When you pursue wellness, it has a ripple effect. If you help someone with his health and wealth it will not only help your corporation but also the person’s co-workers, family and community as the person becomes less stressed out. That’s why this is such an important topic for us, said David Hinderstein, founder and president, Strategic Retirement Group and moderator of the panel “Engaging Employees With Benefits Programs,” on the second day of the 2019 PLANSPONSOR National Conference (PSNC) in Washington, D.C.
As companies expand both their health and financial wellness programs, they are exploring new communication channels and methods to connect with employees. A recognition that stress over debt and financial issues can be just as detrimental to physical health as an illness has led employers to expand employee well-being programs to create a healthier and more productive workforce.
How are employers embracing opportunities to create holistic wellness programs, emphasizing both physical and financial health? And what are the key components that drive adoption of, and engagement with, such a program?
Barbara Delaney, principal, StoneStreet Renaissance (SS/RBA), said, “Our definition of financial wellness is living within your means. Part of the issue we see is a lack of budgeting. We tell people to lower 401(k) contributions and pay off credit card debt. We see older participants paying off children’s student loans and putting themselves at risk by sacrificing their retirement.
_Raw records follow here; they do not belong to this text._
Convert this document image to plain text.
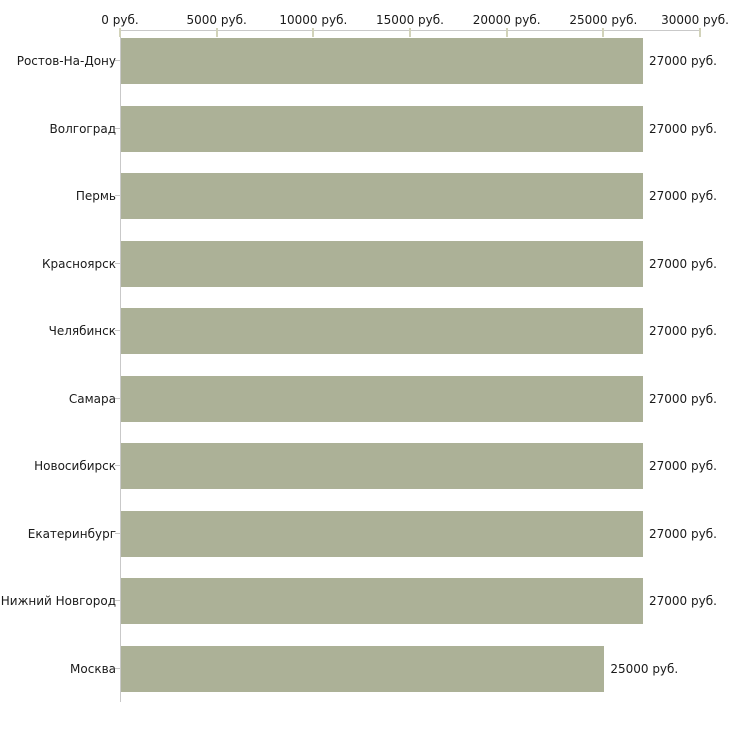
0 руб.	5000 руб.	10000 руб. 15000 руб. 20000 руб. 25000 руб. 30000 руб.
Ростов-На-Дону	27000 руб.
Волгоград	27000 руб.
Пермь	27000 руб.
Красноярск	27000 руб.
Челябинск	27000 руб.
Самара	27000 руб.
Новосибирск	27000 руб.
Екатеринбург	27000 руб.
Нижний Новгород	27000 руб.
Москва	25000 руб.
“This is becoming more prevalent in discussions about financial wellness, and these are some of the things we’re addressing,” she said. “It’s like what they say on an airplane, the flight attendant instructs you to put your oxygen mask on first, before helping others. This is an important metaphor for those of you who run around taking care of everything and everyone else except yourself.”
She concurred that companies are paying more attention to their employees’ health and wellness and offering health savings accounts (HSAs) is part of it.
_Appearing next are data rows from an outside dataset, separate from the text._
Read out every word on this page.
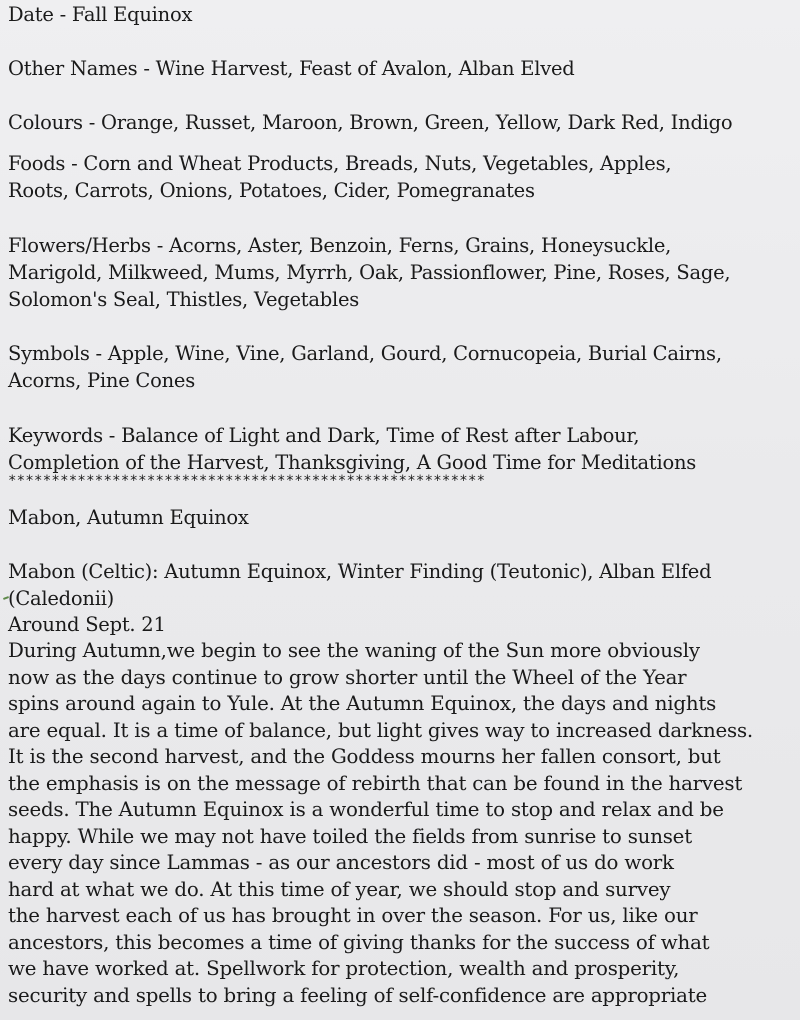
Date - Fall Equinox
Other Names - Wine Harvest, Feast of Avalon, Alban Elved
Colours - Orange, Russet, Maroon, Brown, Green, Yellow, Dark Red, Indigo
Foods - Corn and Wheat Products, Breads, Nuts, Vegetables, Apples,
Roots, Carrots, Onions, Potatoes, Cider, Pomegranates
Flowers/Herbs - Acorns, Aster, Benzoin, Ferns, Grains, Honeysuckle,
Marigold, Milkweed, Mums, Myrrh, Oak, Passionflower, Pine, Roses, Sage,
Solomon's Seal, Thistles, Vegetables
Symbols - Apple, Wine, Vine, Garland, Gourd, Cornucopeia, Burial Cairns,
Acorns, Pine Cones
Keywords - Balance of Light and Dark, Time of Rest after Labour,
Completion of the Harvest, Thanksgiving, A Good Time for Meditations
*******************************************************
Mabon, Autumn Equinox
Mabon (Celtic): Autumn Equinox, Winter Finding (Teutonic), Alban Elfed
(Caledonii)
Around Sept. 21
During Autumn,we begin to see the waning of the Sun more obviously
now as the days continue to grow shorter until the Wheel of the Year
spins around again to Yule. At the Autumn Equinox, the days and nights
are equal. It is a time of balance, but light gives way to increased darkness.
It is the second harvest, and the Goddess mourns her fallen consort, but
the emphasis is on the message of rebirth that can be found in the harvest
seeds. The Autumn Equinox is a wonderful time to stop and relax and be
happy. While we may not have toiled the fields from sunrise to sunset
every day since Lammas - as our ancestors did - most of us do work
hard at what we do. At this time of year, we should stop and survey
the harvest each of us has brought in over the season. For us, like our
ancestors, this becomes a time of giving thanks for the success of what
we have worked at. Spellwork for protection, wealth and prosperity,
security and spells to bring a feeling of self-confidence are appropriate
Maura Troy Coolican, managing director and head of retirement plan solutions, Morgan Stanley, said demographics are critical. “For instance, our [intern] summer analysts are going to have very different needs than older employees. How do you look at your employee base and provide them the best wellness offering you can?”
Student loans and credit card debt are components of the financial situation of a younger demographic. “We use ‘assisted financial coaching’ for this group from our financial wellness program ‘My Secure Advantage,’ to help younger employees think through decisions,” Coolican said.
She added that having company executives set the tone, from the top of the organization down, is critical to promoting wellness engagement. She suggested communicating about these benefits via email correspondence and webinars.
Delaney said some plan sponsors use programs that give employees points for completing certain financial wellness tasks. Incentives may include, for example, lower-cost health care premiums for the next year or free yoga classes.
A manufacturing client of Delaney’s offers webinars on financial wellness topics once a month for employees who work on a factory line. They can listen to the content during their lunch hour, as they can’t take a break from their work otherwise. These employees can also call a help line for answers to their financial questions and speak with a financial coach.
Morgan Stanley offers a virtual adviser. This is another way to support employees who may prefer robo assistance, still giving them the quality and depth of Morgan Stanley’s adviser network, Coolican said.
Session attendee Dan Milfred, senior vice president and chief financial officer (CFO) for Pacific Woodtech Corp., mentioned that his company recently changed recordkeepers, and participants can now view, on one screen, their HSA and 401(k) account totals. This they find to be a useful savings tool.